カタブツ竜王の過保護な求婚

 ほっと安堵の息を吐いた夫人は立ち上がると、辞去の挨拶をして去って行った。
 その顔に一瞬浮かんだ厭な笑みを、物思いに沈んだレイナは見ていなかった。


「レイナ様、いかがなされました?」


 入れ替わりに戻って来たアンヌが心配して問いかける。
 今日は二人だけで話がしたいと請われ、自室に招き入れて皆には席を外してもらっていたのだ。

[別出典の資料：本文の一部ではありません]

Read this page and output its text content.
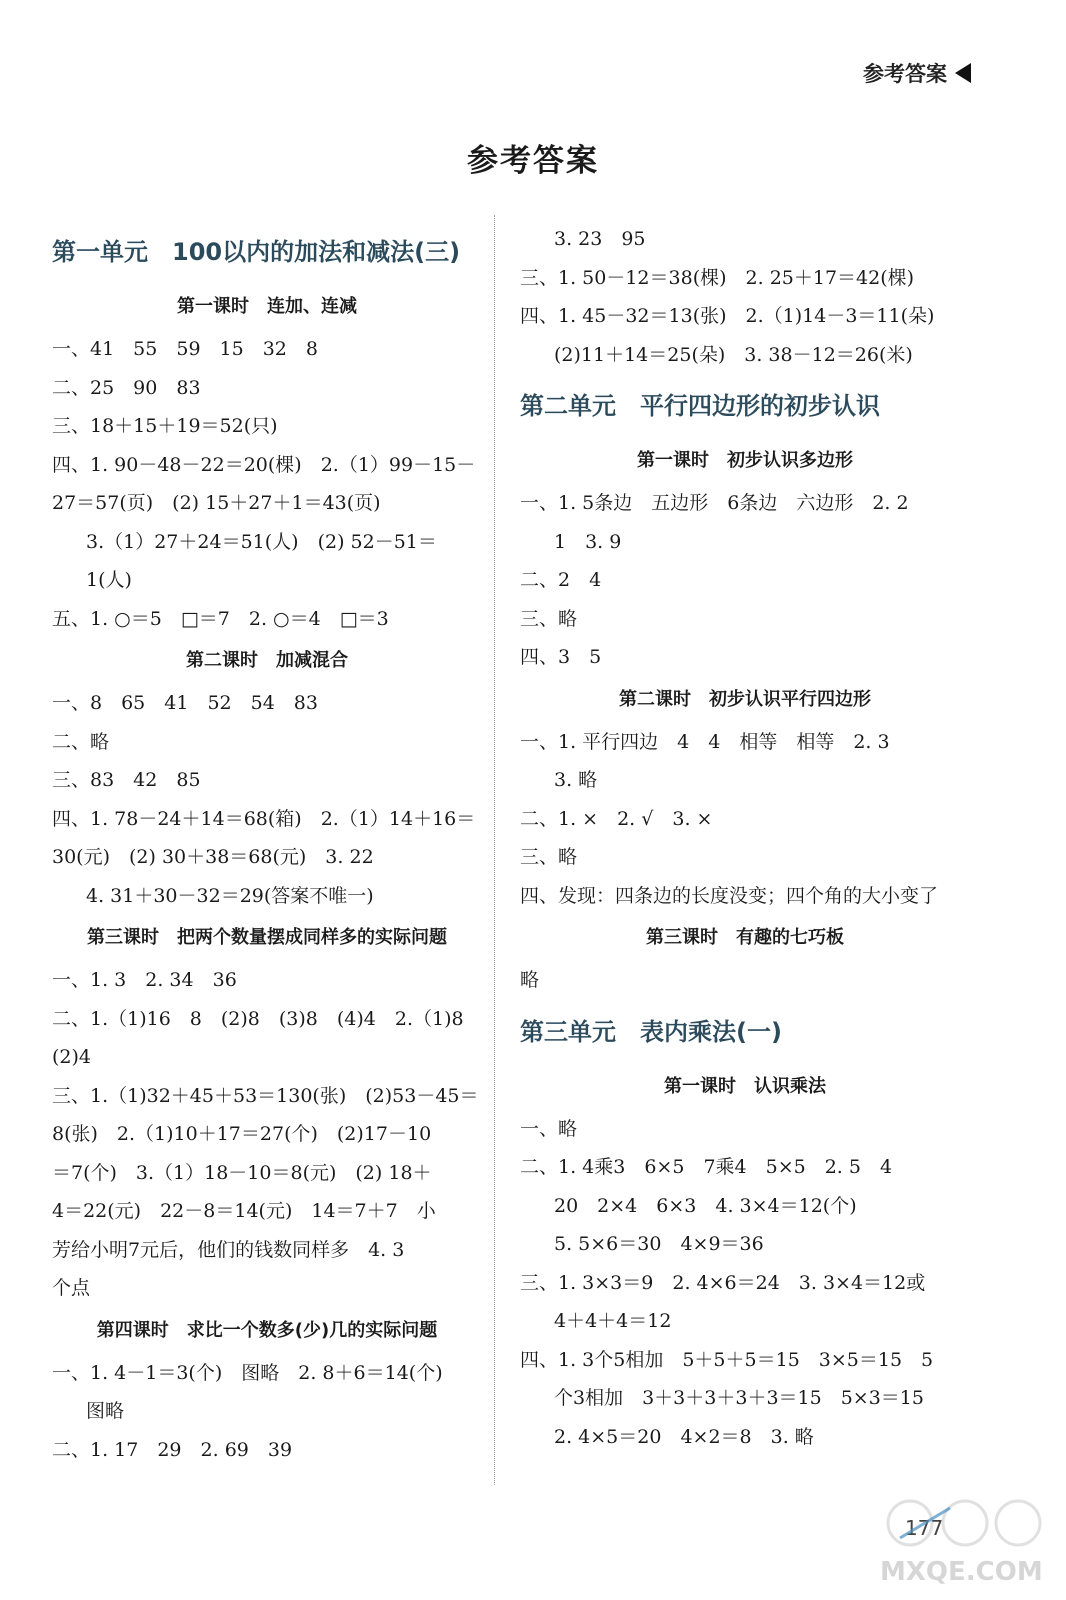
参考答案
参考答案
第一单元　100以内的加法和减法(三)
第一课时　连加、连减
一、41　55　59　15　32　8
二、25　90　83
三、18＋15＋19＝52(只)
四、1. 90－48－22＝20(棵)　2.（1）99－15－
27＝57(页)　(2) 15＋27＋1＝43(页)
3.（1）27＋24＝51(人)　(2) 52－51＝
1(人)
五、1. ○＝5　□＝7　2. ○＝4　□＝3
第二课时　加减混合
一、8　65　41　52　54　83
二、略
三、83　42　85
四、1. 78－24＋14＝68(箱)　2.（1）14＋16＝
30(元)　(2) 30＋38＝68(元)　3. 22
4. 31＋30－32＝29(答案不唯一)
第三课时　把两个数量摆成同样多的实际问题
一、1. 3　2. 34　36
二、1.（1)16　8　(2)8　(3)8　(4)4　2.（1)8
(2)4
三、1.（1)32＋45＋53＝130(张)　(2)53－45＝
8(张)　2.（1)10＋17＝27(个)　(2)17－10
＝7(个)　3.（1）18－10＝8(元)　(2) 18＋
4＝22(元)　22－8＝14(元)　14＝7＋7　小
芳给小明7元后，他们的钱数同样多　4. 3
个点
第四课时　求比一个数多(少)几的实际问题
一、1. 4－1＝3(个)　图略　2. 8＋6＝14(个)
图略
二、1. 17　29　2. 69　39
3. 23　95
三、1. 50－12＝38(棵)　2. 25＋17＝42(棵)
四、1. 45－32＝13(张)　2.（1)14－3＝11(朵)
(2)11＋14＝25(朵)　3. 38－12＝26(米)
第二单元　平行四边形的初步认识
第一课时　初步认识多边形
一、1. 5条边　五边形　6条边　六边形　2. 2
1　3. 9
二、2　4
三、略
四、3　5
第二课时　初步认识平行四边形
一、1. 平行四边　4　4　相等　相等　2. 3
3. 略
二、1. ×　2. √　3. ×
三、略
四、发现：四条边的长度没变；四个角的大小变了
第三课时　有趣的七巧板
略
第三单元　表内乘法(一)
第一课时　认识乘法
一、略
二、1. 4乘3　6×5　7乘4　5×5　2. 5　4
20　2×4　6×3　4. 3×4＝12(个)
5. 5×6＝30　4×9＝36
三、1. 3×3＝9　2. 4×6＝24　3. 3×4＝12或
4＋4＋4＝12
四、1. 3个5相加　5＋5＋5＝15　3×5＝15　5
个3相加　3＋3＋3＋3＋3＝15　5×3＝15
2. 4×5＝20　4×2＝8　3. 略
177
MXQE.COM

「何でもないの。ちょっと男爵夫人から、びっくりする話を聞いただけ」

「ですが、あの方は……」

「ええ、わかっているわ。わかっているの……」


 警戒するアンヌの言葉を遮り、レイナは答えた。
 まるで自分に言い聞かせるように。
 そして窓辺へと行くと、外の景色を眺めた。

 葉擦れの音が、さわさわと耳に柔らかく響く。
 だが、体の奥深くでは、どろどろとしたものが蠢いている。
 胸が苦しい。お腹が痛い。カインを想えば感じる、痛みと苦しみ。
 込み上げる涙をレイナは唇を噛みしめてこらえた。やるべきことをやると決めたのだから、落ち着いて考えなければ。